I have a UNIX script that has nawk block inside it (This is just a part of the UNIX and NAWK script. It has many more logic and the below code should definitely be in nawk)
This block that reads a lookup value for Country ISO code from a file that has country and country code values and I face an issue whenever there is a bracket in the country name ()
or a single apostrope '
Sample values
CIV@COTE D'IVOIRE
COD@CONGO, Democratic Republic of (was Zaire)
Can you pls help me overcome these 2 issues.for a single apostrope can I have it removed from the string or is there any way I can just fine tune the existing code
Code
processbody() {
nawk '{
COUNTRY_NAME = "COTE D'IVOIRE"
if (COUNTRY_NAME != " "){
file = "/tmp/country_codes.txt"
FS = "@"
while( getline < file ) {
if( $0 ~ COUNTRY_NAME ) {
COUNTRY_CODE = $1
}
}
close( file )
}
printf("%s\n",COUNTRY_CODE) > "/tmp/code.txt"
}' /tmp/file.txt
}
You need to understand where the Unix shell is handling quotes and where Awk is handling quotes.
Given your need for both single quotes and double quotes in the script, I think you would be best off using an awk
program file to contain the script, and then using:
awk -f awk.script [file1 ...]
This avoids all the issues of whether the shell is going to understand it or not.
If you can't do that, then you should probably continue using single quotes to surround the awk script, but each occurrence of
'
inside the script must be replaced by:
'\''
The first quote terminates the prevailing single-quoted string.
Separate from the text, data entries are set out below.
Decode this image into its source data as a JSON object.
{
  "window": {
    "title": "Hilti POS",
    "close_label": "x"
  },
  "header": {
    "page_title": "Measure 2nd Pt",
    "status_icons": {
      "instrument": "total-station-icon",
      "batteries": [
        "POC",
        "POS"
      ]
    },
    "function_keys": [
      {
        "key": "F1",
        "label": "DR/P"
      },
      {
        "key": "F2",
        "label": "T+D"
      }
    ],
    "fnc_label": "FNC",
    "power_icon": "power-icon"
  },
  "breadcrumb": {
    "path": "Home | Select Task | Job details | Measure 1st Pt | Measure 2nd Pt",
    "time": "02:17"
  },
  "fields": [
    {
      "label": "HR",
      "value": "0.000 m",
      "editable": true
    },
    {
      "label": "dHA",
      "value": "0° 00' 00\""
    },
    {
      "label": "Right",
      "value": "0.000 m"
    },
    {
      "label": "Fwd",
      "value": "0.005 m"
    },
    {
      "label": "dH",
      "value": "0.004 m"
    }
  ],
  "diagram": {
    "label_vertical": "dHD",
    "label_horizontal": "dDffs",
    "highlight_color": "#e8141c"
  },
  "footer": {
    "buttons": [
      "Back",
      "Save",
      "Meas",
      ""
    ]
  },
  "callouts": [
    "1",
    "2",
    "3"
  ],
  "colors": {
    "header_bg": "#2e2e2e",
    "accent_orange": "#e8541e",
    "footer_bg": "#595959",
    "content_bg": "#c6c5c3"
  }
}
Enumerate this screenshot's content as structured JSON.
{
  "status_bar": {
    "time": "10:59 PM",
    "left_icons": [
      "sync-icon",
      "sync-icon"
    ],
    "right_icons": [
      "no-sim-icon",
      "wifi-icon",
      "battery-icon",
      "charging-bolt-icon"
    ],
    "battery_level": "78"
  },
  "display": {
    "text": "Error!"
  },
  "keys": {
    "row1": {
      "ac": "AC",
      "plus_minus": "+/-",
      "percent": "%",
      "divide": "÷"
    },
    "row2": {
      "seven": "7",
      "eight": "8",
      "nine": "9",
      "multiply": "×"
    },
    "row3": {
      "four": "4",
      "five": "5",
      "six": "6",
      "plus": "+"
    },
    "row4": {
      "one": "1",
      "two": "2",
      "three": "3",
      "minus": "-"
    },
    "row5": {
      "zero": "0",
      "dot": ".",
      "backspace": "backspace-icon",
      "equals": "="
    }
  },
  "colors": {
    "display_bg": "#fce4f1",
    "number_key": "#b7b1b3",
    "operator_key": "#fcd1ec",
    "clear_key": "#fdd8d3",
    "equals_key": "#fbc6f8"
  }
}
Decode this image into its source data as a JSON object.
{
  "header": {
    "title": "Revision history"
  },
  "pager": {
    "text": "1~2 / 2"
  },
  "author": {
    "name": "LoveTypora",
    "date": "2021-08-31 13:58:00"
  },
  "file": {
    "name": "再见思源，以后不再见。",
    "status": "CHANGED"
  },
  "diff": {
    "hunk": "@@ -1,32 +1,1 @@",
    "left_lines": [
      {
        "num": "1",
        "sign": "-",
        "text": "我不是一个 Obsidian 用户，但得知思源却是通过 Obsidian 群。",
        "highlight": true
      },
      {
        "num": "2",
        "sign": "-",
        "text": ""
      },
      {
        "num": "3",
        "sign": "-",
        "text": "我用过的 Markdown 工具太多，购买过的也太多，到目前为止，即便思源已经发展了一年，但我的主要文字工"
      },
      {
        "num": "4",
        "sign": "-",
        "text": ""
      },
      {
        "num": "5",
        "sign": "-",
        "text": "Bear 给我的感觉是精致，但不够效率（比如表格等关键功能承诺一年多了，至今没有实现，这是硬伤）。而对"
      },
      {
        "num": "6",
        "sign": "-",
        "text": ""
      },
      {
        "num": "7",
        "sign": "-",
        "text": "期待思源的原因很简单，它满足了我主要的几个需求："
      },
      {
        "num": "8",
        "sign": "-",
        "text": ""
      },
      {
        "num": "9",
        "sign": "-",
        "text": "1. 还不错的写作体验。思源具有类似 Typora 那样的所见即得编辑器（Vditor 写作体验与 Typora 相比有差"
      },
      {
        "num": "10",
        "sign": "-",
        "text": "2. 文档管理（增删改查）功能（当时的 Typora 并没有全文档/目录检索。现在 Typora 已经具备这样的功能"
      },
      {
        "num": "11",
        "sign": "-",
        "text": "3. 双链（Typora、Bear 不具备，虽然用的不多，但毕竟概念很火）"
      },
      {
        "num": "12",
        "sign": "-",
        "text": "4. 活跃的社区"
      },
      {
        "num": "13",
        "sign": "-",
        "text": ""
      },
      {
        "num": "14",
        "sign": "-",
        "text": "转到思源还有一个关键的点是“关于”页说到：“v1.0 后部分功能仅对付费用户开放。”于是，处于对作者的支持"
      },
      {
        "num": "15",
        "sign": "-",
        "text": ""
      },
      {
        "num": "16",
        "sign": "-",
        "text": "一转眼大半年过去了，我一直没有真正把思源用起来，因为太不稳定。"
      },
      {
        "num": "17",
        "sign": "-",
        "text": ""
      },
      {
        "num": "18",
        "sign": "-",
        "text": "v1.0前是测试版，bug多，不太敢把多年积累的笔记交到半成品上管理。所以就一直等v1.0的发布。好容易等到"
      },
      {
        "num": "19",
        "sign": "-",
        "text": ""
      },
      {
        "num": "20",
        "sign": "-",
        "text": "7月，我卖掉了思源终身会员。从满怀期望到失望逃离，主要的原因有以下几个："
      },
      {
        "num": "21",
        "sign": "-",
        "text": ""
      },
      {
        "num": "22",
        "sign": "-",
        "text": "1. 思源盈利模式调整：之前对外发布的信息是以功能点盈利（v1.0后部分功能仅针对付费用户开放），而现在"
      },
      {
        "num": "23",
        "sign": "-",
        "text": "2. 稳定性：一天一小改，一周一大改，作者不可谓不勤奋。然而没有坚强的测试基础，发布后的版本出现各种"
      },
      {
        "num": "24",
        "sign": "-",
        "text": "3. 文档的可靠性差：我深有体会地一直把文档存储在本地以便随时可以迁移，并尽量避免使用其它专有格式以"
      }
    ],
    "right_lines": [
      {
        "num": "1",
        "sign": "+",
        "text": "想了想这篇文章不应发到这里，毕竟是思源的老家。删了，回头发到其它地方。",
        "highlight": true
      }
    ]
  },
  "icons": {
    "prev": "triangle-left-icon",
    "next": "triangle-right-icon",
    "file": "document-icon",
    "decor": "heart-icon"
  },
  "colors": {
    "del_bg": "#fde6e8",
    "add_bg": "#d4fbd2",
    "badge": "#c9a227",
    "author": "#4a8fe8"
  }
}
The backslash-quote embeds a single quote into the string. The third quote resumes normal single-quoted string operation, where the only special character is single quote.
If this code appears in a shell script in this form, you need to escape the single quote with a backslash so that it doesn't terminate the nawk code. Something like:
COUNTRY_NAME = "COTE D\'IVOIRE"
In the parenthesis case, you need to escape it in the string so that nawk doesn't see it as a regexp grouping operator:
COUNTRY_NAME = "CONGO, Democratic Republic of \\(was Zaire\\)"
Obviously an issue with quoting. Pass the value to nawk using the -v
option.
Instead of
nawk '{
COUNTRY_NAME = "COTE D'IVOIRE"
if (COUNTRY_NAME != " "){ ...
Use
nawk -v "COUNTRY_NAME=COTE D'IVOIRE" '{
if (COUNTRY_NAME != " "){ ...